NVTabular
NVTabular copied to clipboard
[BUG] Categorify combo doesnt work on list columns
Describe the bug As a user, I want to jointly Categorify two columns, one is list and one is normal. Usecase - I have items interacted and one is the current item to predict and the list feature are the historic ones.
Error:
df = cudf.DataFrame({
'col1': [0,1,2,3,4,5],
'col2': [[0,1],[1,2],[2,3],[3,4],[4],[5]]
})
dataset = nvt.Dataset(df)
cols = [['col1', 'col2']] >> nvt.ops.Categorify()

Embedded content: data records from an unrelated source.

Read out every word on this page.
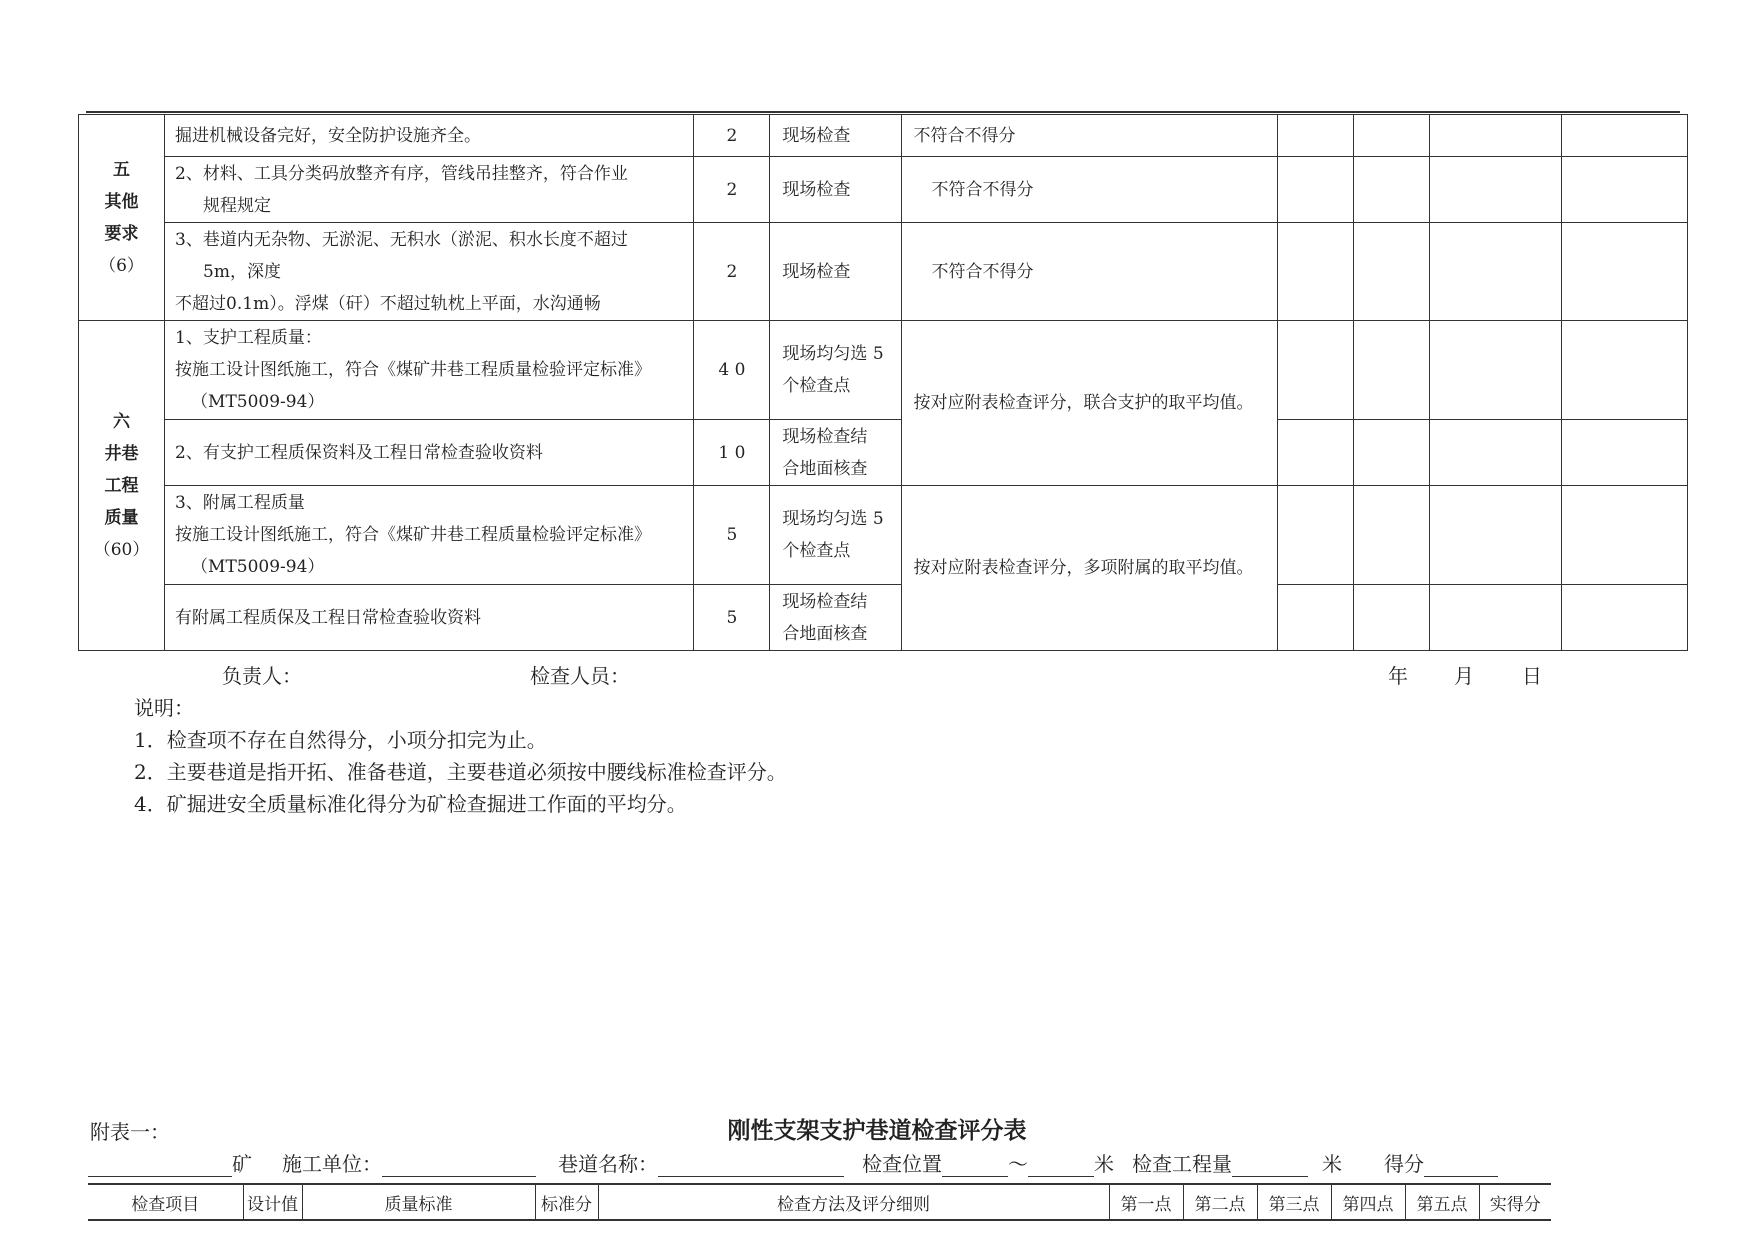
五
其他
要求
（6）	掘进机械设备完好，安全防护设施齐全。	2	现场检查	不符合不得分				

	2、材料、工具分类码放整齐有序，管线吊挂整齐，符合作业
规程规定	2	现场检查	不符合不得分				

	3、巷道内无杂物、无淤泥、无积水（淤泥、积水长度不超过
5m，深度
不超过0.1m）。浮煤（矸）不超过轨枕上平面，水沟通畅	2	现场检查	不符合不得分				
六
井巷
工程
质量
（60）	1、支护工程质量：
按施工设计图纸施工，符合《煤矿井巷工程质量检验评定标准》
（MT5009-94）	4 0	现场均匀选 5
个检查点	按对应附表检查评分，联合支护的取平均值。				

	2、有支护工程质保资料及工程日常检查验收资料	1 0	现场检查结
合地面核查					

	3、附属工程质量
按施工设计图纸施工，符合《煤矿井巷工程质量检验评定标准》
（MT5009-94）	5	现场均匀选 5
个检查点	按对应附表检查评分，多项附属的取平均值。				

	有附属工程质保及工程日常检查验收资料	5	现场检查结
合地面核查					
负责人：	检查人员：	年 月 日
说明：
1．检查项不存在自然得分，小项分扣完为止。
2．主要巷道是指开拓、准备巷道，主要巷道必须按中腰线标准检查评分。
4．矿掘进安全质量标准化得分为矿检查掘进工作面的平均分。
附表一：	刚性支架支护巷道检查评分表
矿 施工单位：	巷道名称：	检查位置	～	米 检查工程量	米 得分
检查项目	设计值	质量标准	标准分	检查方法及评分细则	第一点	第二点	第三点	第四点	第五点	实得分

workflow = nvt.Workflow(cols)
workflow.fit(dataset)
workflow.transform(dataset).to_ddf().compute()
Error:
File /usr/local/lib/python3.8/dist-packages/pandas/core/dtypes/common.py:1619, in _is_dtype_type(arr_or_dtype, condition)
1615 return condition(type(None))
1617 return False
-> 1619 return condition(tipo)
File /usr/local/lib/python3.8/dist-packages/pandas/core/dtypes/common.py:146, in classes.<locals>.<lambda>(tipo)
144 def classes(*klasses) -> Callable:
145 """evaluate if the tipo is a subclass of the klasses"""
--> 146 return lambda tipo: issubclass(tipo, klasses)
TypeError: issubclass() arg 1 must be a class
What works: No joint categorify
import cudf
import nvtabular as nvt
df = cudf.DataFrame({
'col1': [0,1,2,3,4,5],
'col2': [[0,1],[1,2],[2,3],[3,4],[4],[5]]
})
dataset = nvt.Dataset(df)
cols = ['col1', 'col2'] >> nvt.ops.Categorify()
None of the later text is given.